Kicking Its Way Through History: Who Invented the Scuba Fin?

    You’ll be surprised to know that the inventor of this fine piece of scuba equipment was made far before scuba diving existed and was made by a man we know and love already. Of course, they have morphed in shape in order to accommodate divers alive today and have been made of different types of hard plastic, but the original design came from one man who was an 11-year old boy at the time of his huge invention.

    Who Invented the Scuba Fin?

    One of the inventors of scuba fins was Benjamin Franklin, one of the Founding Fathers of U.S.A. Being a swimmer at the age of 11, he invented a pair of fins worn on the hands. Another scuba fin inventor was Frenchman Louis de Corlieu, who used a similar concept to use pallets as swim fins in the 1930s.
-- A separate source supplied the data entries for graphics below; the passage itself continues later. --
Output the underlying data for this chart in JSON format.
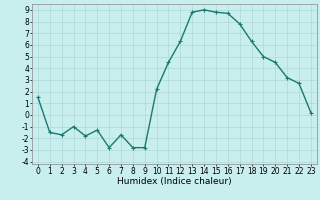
{
  "x": [
    0,
    1,
    2,
    3,
    4,
    5,
    6,
    7,
    8,
    9,
    10,
    11,
    12,
    13,
    14,
    15,
    16,
    17,
    18,
    19,
    20,
    21,
    22,
    23
  ],
  "y": [
    1.5,
    -1.5,
    -1.7,
    -1.0,
    -1.8,
    -1.3,
    -2.8,
    -1.7,
    -2.8,
    -2.8,
    2.2,
    4.5,
    6.3,
    8.8,
    9.0,
    8.8,
    8.7,
    7.8,
    6.3,
    5.0,
    4.5,
    3.2,
    2.7,
    0.2
  ],
  "color": "#1a7a6e",
  "bg_color": "#c8eeee",
  "grid_color": "#b0d8d8",
  "xlabel": "Humidex (Indice chaleur)",
  "ylim": [
    -4.2,
    9.5
  ],
  "xlim": [
    -0.5,
    23.5
  ],
  "yticks": [
    -4,
    -3,
    -2,
    -1,
    0,
    1,
    2,
    3,
    4,
    5,
    6,
    7,
    8,
    9
  ],
  "xticks": [
    0,
    1,
    2,
    3,
    4,
    5,
    6,
    7,
    8,
    9,
    10,
    11,
    12,
    13,
    14,
    15,
    16,
    17,
    18,
    19,
    20,
    21,
    22,
    23
  ],
  "marker": "+",
  "linewidth": 1.0,
  "markersize": 3.5,
  "markeredgewidth": 0.8,
  "xlabel_fontsize": 6.5,
  "tick_fontsize": 5.5
}
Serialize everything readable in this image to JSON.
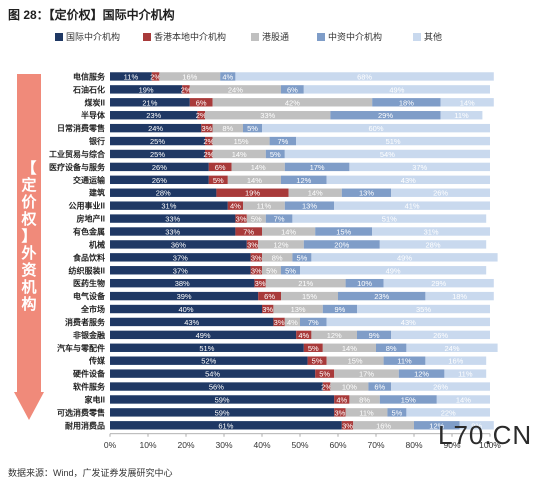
{
  "figure": {
    "title": "图 28：【定价权】国际中介机构",
    "source": "数据来源：Wind，广发证券发展研究中心",
    "watermark": "L70.CN",
    "side_label": [
      "【",
      "定",
      "价",
      "权",
      "】",
      "外",
      "资",
      "机",
      "构"
    ]
  },
  "colors": {
    "series": [
      "#1f3864",
      "#a83a3a",
      "#c0c0c0",
      "#7f9dc8",
      "#c9d9ee"
    ],
    "arrow": "#f08a7a"
  },
  "chart_data": {
    "type": "bar",
    "orientation": "horizontal",
    "stacked": true,
    "percent": true,
    "title": "",
    "xlabel": "",
    "ylabel": "",
    "xlim": [
      0,
      100
    ],
    "x_ticks": [
      "0%",
      "10%",
      "20%",
      "30%",
      "40%",
      "50%",
      "60%",
      "70%",
      "80%",
      "90%",
      "100%"
    ],
    "grid": false,
    "legend_position": "top",
    "categories": [
      "电信服务",
      "石油石化",
      "煤炭II",
      "半导体",
      "日常消费零售",
      "银行",
      "工业贸易与综合",
      "医疗设备与服务",
      "交通运输",
      "建筑",
      "公用事业II",
      "房地产II",
      "有色金属",
      "机械",
      "食品饮料",
      "纺织服装II",
      "医药生物",
      "电气设备",
      "全市场",
      "消费者服务",
      "非银金融",
      "汽车与零配件",
      "传媒",
      "硬件设备",
      "软件服务",
      "家电II",
      "可选消费零售",
      "耐用消费品"
    ],
    "series": [
      {
        "name": "国际中介机构",
        "values": [
          11,
          19,
          21,
          23,
          24,
          25,
          25,
          26,
          26,
          28,
          31,
          33,
          33,
          36,
          37,
          37,
          38,
          39,
          40,
          43,
          49,
          51,
          52,
          54,
          56,
          59,
          59,
          61
        ],
        "labels": [
          "11%",
          "19%",
          "21%",
          "23%",
          "24%",
          "25%",
          "25%",
          "26%",
          "26%",
          "28%",
          "31%",
          "33%",
          "33%",
          "36%",
          "37%",
          "37%",
          "38%",
          "39%",
          "40%",
          "43%",
          "49%",
          "51%",
          "52%",
          "54%",
          "56%",
          "59%",
          "59%",
          "61%"
        ]
      },
      {
        "name": "香港本地中介机构",
        "values": [
          2,
          2,
          6,
          2,
          3,
          2,
          2,
          6,
          5,
          19,
          4,
          3,
          7,
          3,
          3,
          3,
          3,
          6,
          3,
          3,
          4,
          5,
          5,
          5,
          2,
          4,
          3,
          3
        ],
        "labels": [
          "2%",
          "2%",
          "6%",
          "2%",
          "3%",
          "2%",
          "2%",
          "6%",
          "5%",
          "19%",
          "4%",
          "3%",
          "7%",
          "3%",
          "3%",
          "3%",
          "3%",
          "6%",
          "3%",
          "3%",
          "4%",
          "5%",
          "5%",
          "5%",
          "2%",
          "4%",
          "3%",
          "3%"
        ]
      },
      {
        "name": "港股通",
        "values": [
          16,
          24,
          42,
          33,
          8,
          15,
          14,
          14,
          14,
          14,
          11,
          5,
          14,
          12,
          8,
          5,
          21,
          15,
          13,
          4,
          12,
          14,
          15,
          17,
          10,
          8,
          11,
          16
        ],
        "labels": [
          "16%",
          "24%",
          "42%",
          "33%",
          "8%",
          "15%",
          "14%",
          "14%",
          "14%",
          "14%",
          "11%",
          "5%",
          "14%",
          "12%",
          "8%",
          "5%",
          "21%",
          "15%",
          "13%",
          "4%",
          "12%",
          "14%",
          "15%",
          "17%",
          "10%",
          "8%",
          "11%",
          "16%"
        ]
      },
      {
        "name": "中资中介机构",
        "values": [
          4,
          6,
          18,
          29,
          5,
          7,
          5,
          17,
          12,
          13,
          13,
          7,
          15,
          20,
          5,
          5,
          10,
          23,
          9,
          7,
          9,
          8,
          11,
          12,
          6,
          15,
          5,
          12
        ],
        "labels": [
          "4%",
          "6%",
          "18%",
          "29%",
          "5%",
          "7%",
          "5%",
          "17%",
          "12%",
          "13%",
          "13%",
          "7%",
          "15%",
          "20%",
          "5%",
          "5%",
          "10%",
          "23%",
          "9%",
          "7%",
          "9%",
          "8%",
          "11%",
          "12%",
          "6%",
          "15%",
          "5%",
          "12%"
        ]
      },
      {
        "name": "其他",
        "values": [
          68,
          49,
          14,
          11,
          60,
          51,
          54,
          37,
          43,
          26,
          41,
          51,
          31,
          28,
          49,
          49,
          29,
          18,
          35,
          43,
          26,
          24,
          16,
          11,
          26,
          14,
          22,
          9
        ],
        "labels": [
          "68%",
          "49%",
          "14%",
          "11%",
          "60%",
          "51%",
          "54%",
          "37%",
          "43%",
          "26%",
          "41%",
          "51%",
          "31%",
          "28%",
          "49%",
          "49%",
          "29%",
          "18%",
          "35%",
          "43%",
          "26%",
          "24%",
          "16%",
          "11%",
          "26%",
          "14%",
          "22%",
          "9%"
        ]
      }
    ]
  }
}
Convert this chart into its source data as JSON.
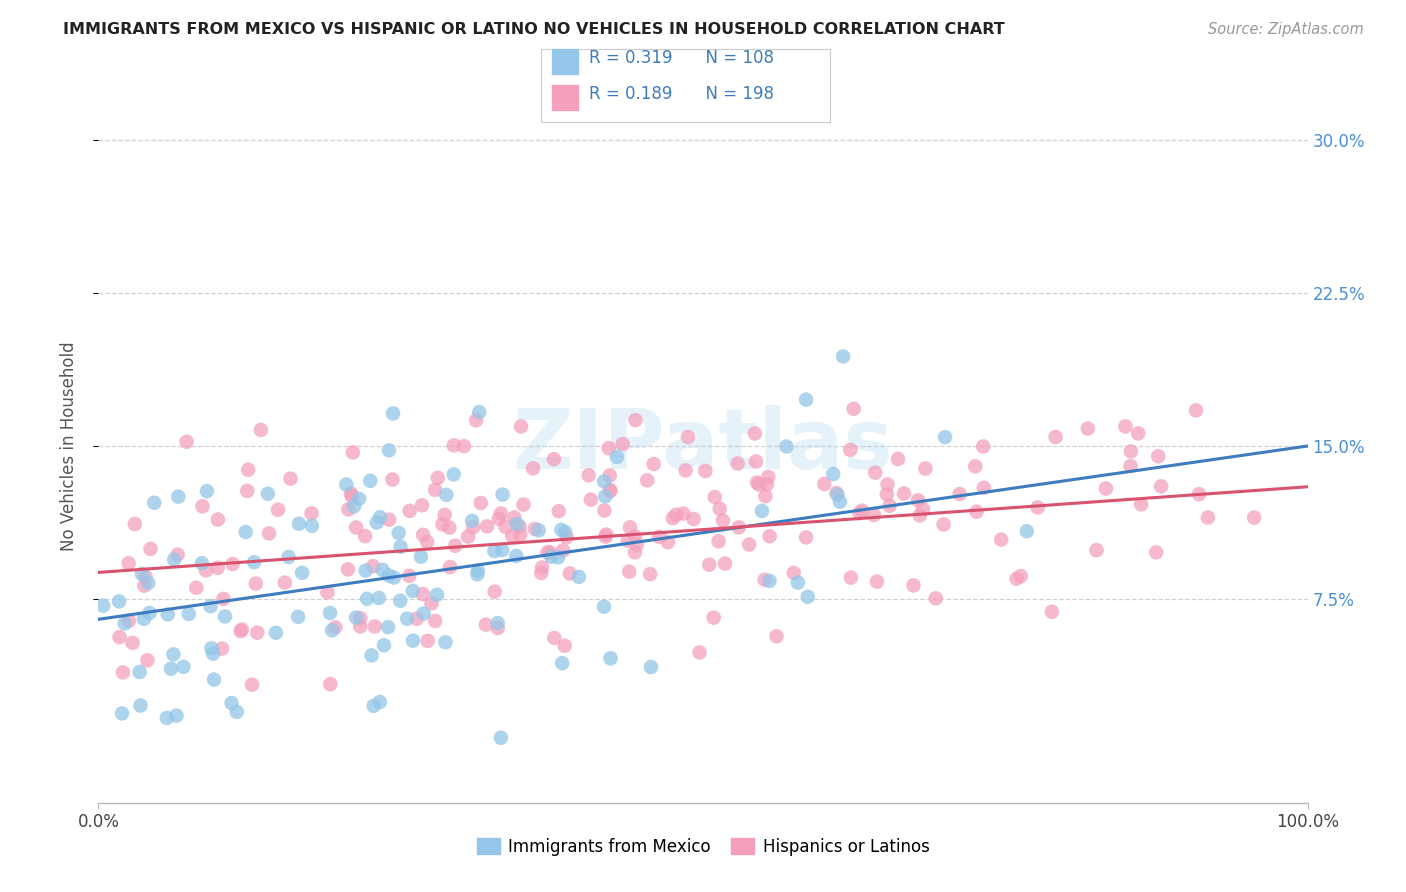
{
  "title": "IMMIGRANTS FROM MEXICO VS HISPANIC OR LATINO NO VEHICLES IN HOUSEHOLD CORRELATION CHART",
  "source": "Source: ZipAtlas.com",
  "ylabel": "No Vehicles in Household",
  "xlim": [
    0.0,
    1.0
  ],
  "ylim": [
    -0.025,
    0.325
  ],
  "yticks": [
    0.075,
    0.15,
    0.225,
    0.3
  ],
  "ytick_labels": [
    "7.5%",
    "15.0%",
    "22.5%",
    "30.0%"
  ],
  "xtick_labels": [
    "0.0%",
    "100.0%"
  ],
  "watermark": "ZIPatlas",
  "blue_color": "#93c6e8",
  "pink_color": "#f4a0bb",
  "blue_line_color": "#3d7dbf",
  "pink_line_color": "#d9536f",
  "blue_R": 0.319,
  "blue_N": 108,
  "pink_R": 0.189,
  "pink_N": 198,
  "legend_R_color": "#222222",
  "legend_N_color": "#3d7dbf",
  "background_color": "#ffffff",
  "grid_color": "#cccccc",
  "title_color": "#222222",
  "axis_label_color": "#555555",
  "right_tick_color": "#4a90d9",
  "blue_seed": 12,
  "pink_seed": 55
}
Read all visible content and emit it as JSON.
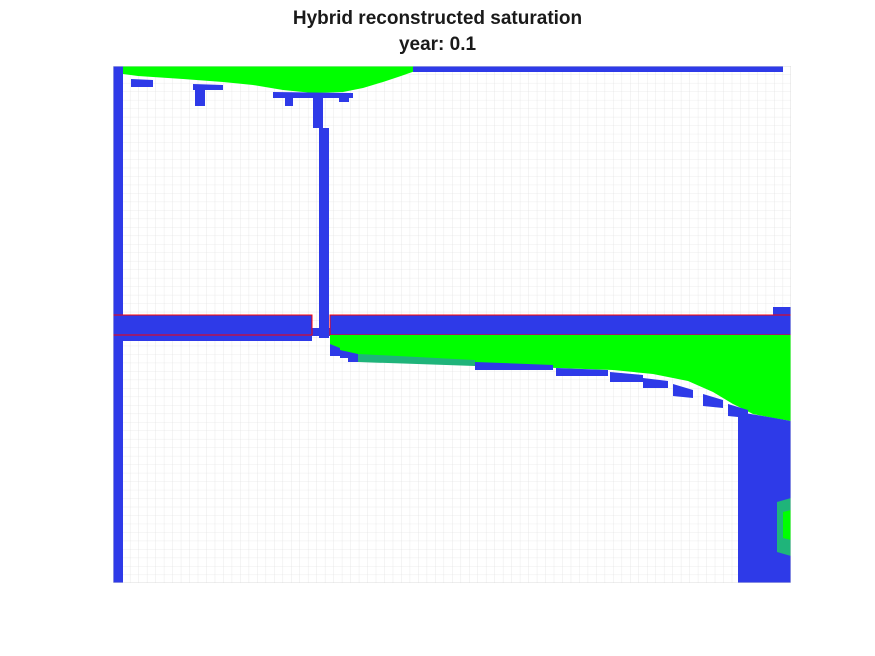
{
  "figure": {
    "title": "Hybrid reconstructed saturation",
    "subtitle": "year: 0.1"
  },
  "colors": {
    "water_phase": "#2e3ae8",
    "gas_phase": "#00ff00",
    "mixed_phase": "#1fb47a",
    "empty_cell": "#ffffff",
    "grid_line": "#dcdcdc",
    "seal_outline": "#ff0000"
  }
}
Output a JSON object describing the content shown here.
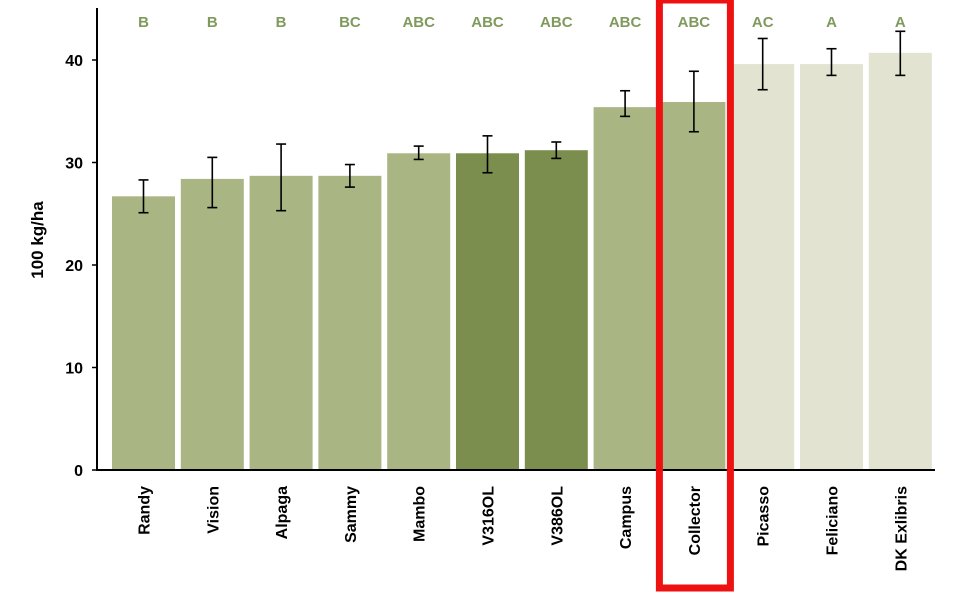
{
  "chart_data": {
    "type": "bar",
    "title": "",
    "xlabel": "",
    "ylabel": "100 kg/ha",
    "ylim": [
      0,
      44
    ],
    "yticks": [
      0,
      10,
      20,
      30,
      40
    ],
    "grid": false,
    "categories": [
      "Randy",
      "Vision",
      "Alpaga",
      "Sammy",
      "Mambo",
      "V316OL",
      "V386OL",
      "Campus",
      "Collector",
      "Picasso",
      "Feliciano",
      "DK Exlibris"
    ],
    "values": [
      26.7,
      28.4,
      28.7,
      28.7,
      30.9,
      30.9,
      31.2,
      35.4,
      35.9,
      39.6,
      39.6,
      40.7
    ],
    "error_low": [
      25.1,
      25.6,
      25.3,
      27.6,
      30.3,
      29.0,
      30.4,
      34.5,
      33.0,
      37.1,
      38.5,
      38.5
    ],
    "error_high": [
      28.3,
      30.5,
      31.8,
      29.8,
      31.6,
      32.6,
      32.0,
      37.0,
      38.9,
      42.1,
      41.1,
      42.8
    ],
    "significance_letters": [
      "B",
      "B",
      "B",
      "BC",
      "ABC",
      "ABC",
      "ABC",
      "ABC",
      "ABC",
      "AC",
      "A",
      "A"
    ],
    "bar_colors": [
      "#aab584",
      "#aab584",
      "#aab584",
      "#aab584",
      "#aab584",
      "#7b8e4d",
      "#7b8e4d",
      "#aab584",
      "#aab584",
      "#e2e3d0",
      "#e2e3d0",
      "#e2e3d0"
    ],
    "letter_color": "#7f9a5c",
    "highlight": {
      "category": "Collector",
      "color": "#ee1111"
    }
  }
}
    The first designs were made in 1717 by one of the founding fathers of the United States: the famous Benjamin Franklin. They were originally made for snorkeling and started out as two wooden panels similar to artist palette’s. Believe it or not, they were initially worn on the hands but the wrists aren’t made to handle the strain so his hands became tired quickly and that’s when the design was transferred to the feet. By this time, he was dead but over two centuries later, a Frenchman by the name of Louis Marie de Corlieu received a patent and began the mass production of them in 1933. Credit for the modern design of the fins goes to another American named Owen Churchill who decided to make it out of vulcanized rubber used to make tires and the soles of shoes. He patented his design and it still wasn’t popular meaning he sold less than 1000 in his lifetime.

    An Italian man named Luigi Ferraro introduced the idea of a choice consumers can make to purchase a full foot fin or a strap-in fin. His design contoured the fin as a shoe you slip onto your foot. The company he worked with, Cressi-Sub still manufactures snorkeling equipment today. During the early 1990’s, a unique design sprung up that split the blade right down the middle into two fins. Surprisingly, this does not decrease the propulsion but instead makes it possible to keep the same amount of propulsion with less strain of the foot during kicking. It was thought up by the company Nature’s Wing but even now that snorkeling and scuba diving are popular recreational sports, this design is not more prevalent than the full paddle fin. A type of fin just introduced as the next generation scuba fin looks similar to a futuristic shoe as it starts with a clog-like foot enclosure. The platform of the shoe, however, widens past the foot into a fin so it connects that way. It is an award-winning design believed to take the runway in terms of its ability to generate a lot of propulsion without the need of too much effort.

    The history of scuba fins has been a long one with many modifications leading to a better fin able to harness the momentum of traditional marine life without tiring us humans too much. Of course wood was not the perfectly conventional way to make a fin meant to be as flexible as a fish’s but with time, the manmade rubber was able to have the same effect allowing many to fall in love with the hobby of scuba diving.